A seguir, FHC afirmou que não fala mais sobre porque é tolhido por sua condição de presidente. "Eu fico vendo e não falo nada. Enquanto sou presidente, eu sou muito tolhido, não posso falar o que penso. Mas depois, eu vou dizer, porque dizem tanta coisa vazia, tanta crítica que não tem base na realidade", disse.
Para FHC, o Brasil precisa de gente capaz de "juntar a crença à capacidade de realização" e que "avance dentro de um programa". "Eu sempre ataco os pessimistas porque são gente que não acredita", afirmou.

Agruras
O presidente não fez nenhuma menção direta à crise do mercado financeiro, preferindo fazer referências de passagem ao problema, no meio do discurso otimista.
"Não se enfrenta as agruras do mundo, e são muitas as agruras, se não tivermos capacidade. Não adianta reclamar, não adianta chorar. É preciso saber propor, saber avançar", afirmou.
Em outro trecho, ele disse não gostar da distinção entre "a pátria financeira e a pátria da produção". Segundo ele, "não há produção sem finanças".
FHC rebateu as críticas ao ritmo de crescimento do país. "Eu vejo tantos derrotistas dizendo: "Ah, vamos perder mais uma década". Perder o quê, se estamos construindo um país que avança, que dá educação?", disse.
"Falta muito e vai continuar faltando décadas afora. Mas não vai faltar muito a esperança, a coragem do brasileiro e o rumo de o país crescer sempre", continuou.
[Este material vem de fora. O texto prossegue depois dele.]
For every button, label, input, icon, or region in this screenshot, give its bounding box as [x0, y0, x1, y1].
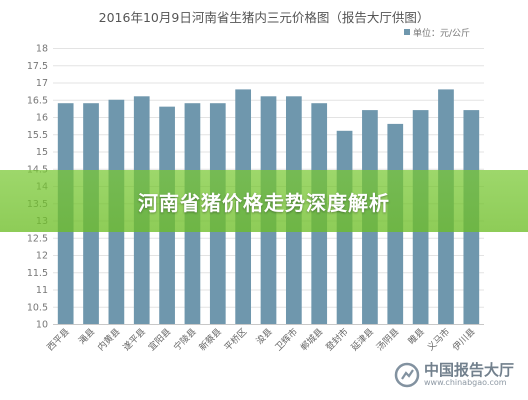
x-tick-label: 伊川县 [450, 326, 478, 354]
watermark: 中国报告大厅 www.chinabgao.com [394, 362, 514, 388]
y-tick-label: 16.5 [27, 95, 48, 106]
y-tick-label: 11 [36, 285, 48, 296]
y-tick-label: 17.5 [27, 61, 48, 72]
x-tick-label: 渑县 [77, 326, 98, 347]
y-tick-label: 14.5 [27, 164, 48, 175]
watermark-url: www.chinabgao.com [423, 377, 507, 387]
x-tick-label: 遂平县 [120, 326, 148, 354]
x-tick-label: 宁陵县 [171, 326, 199, 354]
y-tick-label: 17 [36, 78, 48, 89]
x-tick-label: 新蔡县 [196, 326, 224, 354]
x-tick-label: 睢县 [406, 326, 427, 347]
x-tick-label: 内黄县 [95, 326, 123, 354]
logo-icon [394, 362, 420, 388]
legend-swatch [404, 29, 410, 35]
banner-title: 河南省猪价格走势深度解析 [138, 190, 390, 215]
chart-title: 2016年10月9日河南省生猪内三元价格图（报告大厅供图） [99, 10, 430, 25]
x-tick-label: 宜阳县 [146, 326, 174, 354]
title-banner: 河南省猪价格走势深度解析 [0, 170, 528, 232]
x-tick-label: 登封市 [323, 326, 351, 354]
y-tick-label: 15 [36, 147, 48, 158]
x-tick-label: 郸城县 [298, 326, 326, 354]
x-axis-ticks: 西平县 渑县 内黄县 遂平县 宜阳县 宁陵县 新蔡县 平桥区 浚县 卫辉市 郸城县 登封市 延津县 汤阴县… [45, 326, 478, 354]
x-tick-label: 浚县 [253, 326, 274, 347]
x-tick-label: 延津县 [348, 326, 376, 354]
watermark-name: 中国报告大厅 [423, 360, 514, 379]
y-tick-label: 10.5 [27, 302, 48, 313]
x-tick-label: 汤阴县 [375, 326, 402, 353]
x-tick-label: 义马市 [425, 326, 453, 354]
y-tick-label: 15.5 [27, 130, 48, 141]
legend: 单位：元/公斤 [404, 27, 470, 39]
y-tick-label: 12 [36, 251, 48, 262]
y-tick-label: 11.5 [27, 268, 48, 279]
legend-label: 单位：元/公斤 [413, 27, 470, 39]
y-tick-label: 18 [36, 44, 48, 55]
x-tick-label: 平桥区 [222, 326, 250, 354]
x-tick-label: 西平县 [45, 326, 72, 353]
x-tick-label: 卫辉市 [272, 326, 300, 354]
y-tick-label: 12.5 [27, 233, 48, 244]
y-tick-label: 16 [36, 113, 48, 124]
y-tick-label: 10 [36, 320, 48, 331]
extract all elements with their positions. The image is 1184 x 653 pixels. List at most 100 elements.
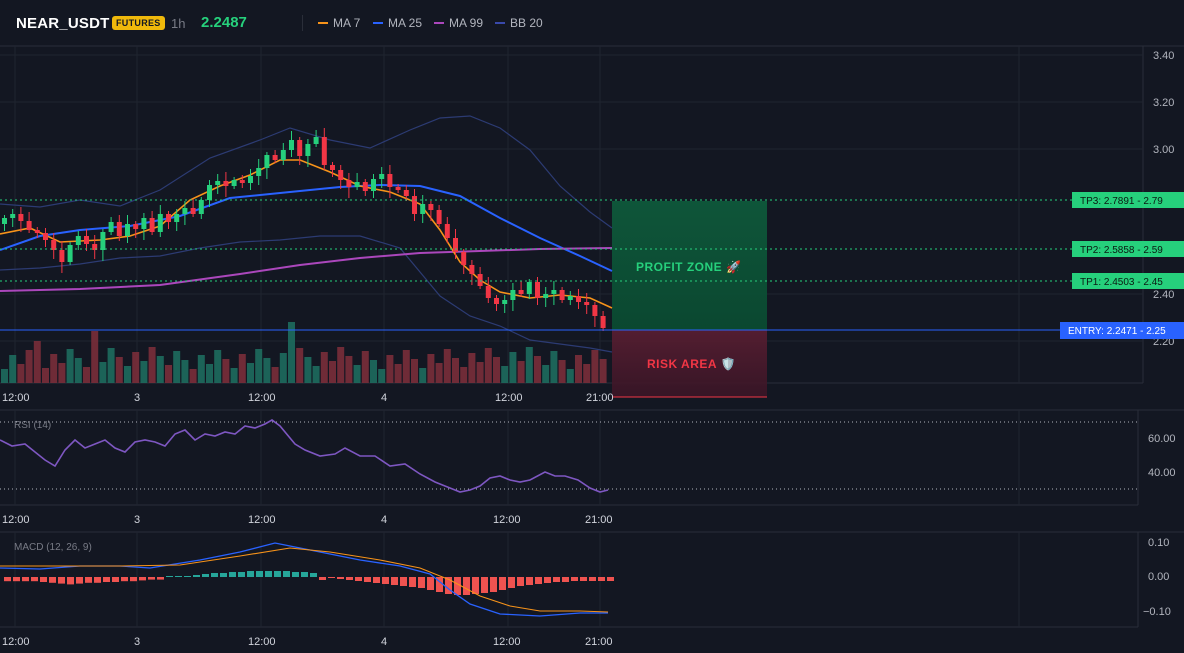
- tp1-tag[interactable]: [1072, 273, 1184, 289]
- candle-body: [231, 180, 237, 186]
- candle-body: [215, 181, 221, 185]
- candle-body: [338, 170, 344, 180]
- macd-histogram-bar: [355, 577, 362, 581]
- candle-body: [157, 214, 163, 232]
- macd-histogram-bar: [13, 577, 20, 582]
- legend-ma99-label: MA 99: [449, 16, 484, 30]
- entry-tag[interactable]: [1060, 322, 1184, 339]
- macd-histogram-bar: [346, 577, 353, 580]
- volume-bar: [378, 369, 386, 383]
- risk-zone[interactable]: [612, 330, 767, 397]
- header-divider: [302, 15, 303, 31]
- candle-body: [272, 155, 278, 160]
- macd-signal-line: [0, 547, 609, 613]
- volume-bar: [181, 360, 189, 383]
- timeframe-selector[interactable]: 1h: [171, 16, 186, 31]
- profit-zone[interactable]: [612, 201, 767, 330]
- volume-bar: [329, 361, 336, 383]
- legend-ma25-label: MA 25: [388, 16, 423, 30]
- volume-bar: [443, 349, 451, 383]
- macd-histogram-bar: [535, 577, 542, 584]
- candle-body: [174, 214, 180, 222]
- tp2-tag[interactable]: [1072, 241, 1184, 257]
- candle-body: [100, 232, 106, 250]
- macd-histogram-bar: [94, 577, 101, 583]
- macd-histogram-bar: [400, 577, 407, 586]
- macd-histogram-bar: [508, 577, 515, 588]
- market-badge: FUTURES: [112, 16, 165, 30]
- rsi-tick: 60.00: [1148, 433, 1176, 445]
- macd-histogram-bar: [49, 577, 56, 583]
- volume-bar: [566, 369, 574, 383]
- symbol-name[interactable]: NEAR_USDT: [16, 15, 110, 32]
- candle-body: [354, 182, 360, 187]
- candle-body: [84, 236, 89, 244]
- volume-bar: [165, 365, 172, 383]
- candle-body: [502, 300, 508, 304]
- ma99-line: [0, 247, 613, 292]
- volume-bar: [9, 355, 17, 383]
- macd-histogram-bar: [103, 577, 110, 582]
- macd-tick: 0.10: [1148, 537, 1169, 549]
- candle-body: [428, 204, 434, 210]
- candle-body: [256, 168, 262, 176]
- macd-histogram-bar: [571, 577, 578, 581]
- legend-ma99[interactable]: MA 99: [434, 16, 483, 30]
- macd-histogram-bar: [562, 577, 569, 582]
- volume-bar: [271, 367, 279, 383]
- macd-histogram-bar: [184, 576, 191, 577]
- legend-ma25[interactable]: MA 25: [373, 16, 422, 30]
- volume-bar: [17, 364, 25, 383]
- candle-body: [280, 150, 286, 160]
- volume-bar: [124, 366, 131, 383]
- volume-bar: [517, 361, 525, 383]
- macd-histogram-bar: [472, 577, 479, 594]
- volume-bar: [427, 354, 435, 383]
- volume-bar: [525, 347, 533, 383]
- time-label: 12:00: [2, 514, 30, 526]
- volume-bar: [575, 355, 582, 383]
- time-label: 12:00: [248, 392, 276, 404]
- macd-histogram-bar: [598, 577, 605, 581]
- legend-bb20[interactable]: BB 20: [495, 16, 543, 30]
- macd-histogram-bar: [58, 577, 65, 584]
- macd-histogram-bar: [175, 576, 182, 577]
- time-label: 21:00: [585, 514, 613, 526]
- volume-bar: [50, 354, 58, 383]
- macd-histogram-bar: [382, 577, 389, 584]
- candle-body: [535, 282, 540, 298]
- volume-bar: [452, 358, 459, 383]
- volume-bar: [83, 367, 90, 383]
- macd-histogram-bar: [247, 571, 254, 577]
- time-label: 12:00: [495, 392, 523, 404]
- volume-bar: [484, 348, 492, 383]
- chart-header: NEAR_USDT FUTURES 1h 2.2487 MA 7 MA 25 M…: [0, 0, 1184, 46]
- bb-upper-line: [0, 115, 613, 229]
- volume-bar: [353, 365, 361, 383]
- tp3-tag[interactable]: [1072, 192, 1184, 208]
- volume-bar: [460, 367, 468, 383]
- candle-body: [34, 230, 40, 233]
- macd-histogram-bar: [283, 571, 290, 577]
- candle-body: [51, 240, 57, 250]
- bb-lower-line: [0, 235, 613, 353]
- tp1-tag-label: TP1: 2.4503 - 2.45: [1080, 277, 1163, 288]
- tp2-tag-label: TP2: 2.5858 - 2.59: [1080, 245, 1163, 256]
- candle-body: [313, 137, 319, 144]
- volume-bar: [74, 358, 82, 383]
- candlesticks[interactable]: [2, 128, 606, 331]
- time-label: 12:00: [248, 514, 276, 526]
- price-tick: 3.40: [1153, 50, 1174, 62]
- macd-histogram-bar: [337, 577, 344, 579]
- legend-ma7[interactable]: MA 7: [318, 16, 360, 30]
- macd-title: MACD (12, 26, 9): [14, 542, 92, 553]
- macd-histogram-bar: [292, 572, 299, 577]
- volume-bar: [542, 365, 550, 383]
- entry-tag-label: ENTRY: 2.2471 - 2.25: [1068, 326, 1166, 337]
- price-tick: 2.40: [1153, 289, 1174, 301]
- candle-body: [125, 224, 130, 236]
- macd-histogram-bar: [553, 577, 560, 582]
- candle-body: [149, 218, 155, 232]
- volume-bar: [419, 368, 427, 383]
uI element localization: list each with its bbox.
FHC disse que "às vezes não se consegue crescer tanto quanto se deseja, mas o importante é que o crescimento seja sustentável". Citou a área de agronegócios como exemplo de que o país tem se desenvolvido. Ao longo do discurso, voltou às estocadas políticas.
"Não se faz nada sem compromisso. Não há parceria se não houver confiança e não há confiança se ela não for comprometida com um certo objetivo."
No final, ele disse que a "maioria operosa" (expressão que criou, em oposição à tradicional maioria silenciosa) manterá o país crescendo. "Se tivermos um projeto, com disciplina, com persistência, ninguém vai segurar nosso país."
FHC ouviu durante a cerimônia elogios do governador do Espírito Santo, José Ignacio Ferreira (PTN). No discurso, o presidente agradeceu os elogios. No mês passado, FHC impediu a intervenção federal no governo capixaba, em episódio que resultou na renúncia do ex-ministro da Justiça Miguel Reale Júnior.

Retirada
O deputado José Carlos Gratz (PFL), presidente da Assembléia Legislativa do Espírito Santo, abandonou a solenidade.
Gratz teria se aborrecido ao ser informado pela organização do evento que não participaria da mesa de autoridades encabeçada pelo presidente. Ele é suspeito de ter envolvimento com o crime organizado no Espírito Santo.
Na mesa principal, além de FHC, ficaram ministros, o governador e diretores da Aracruz.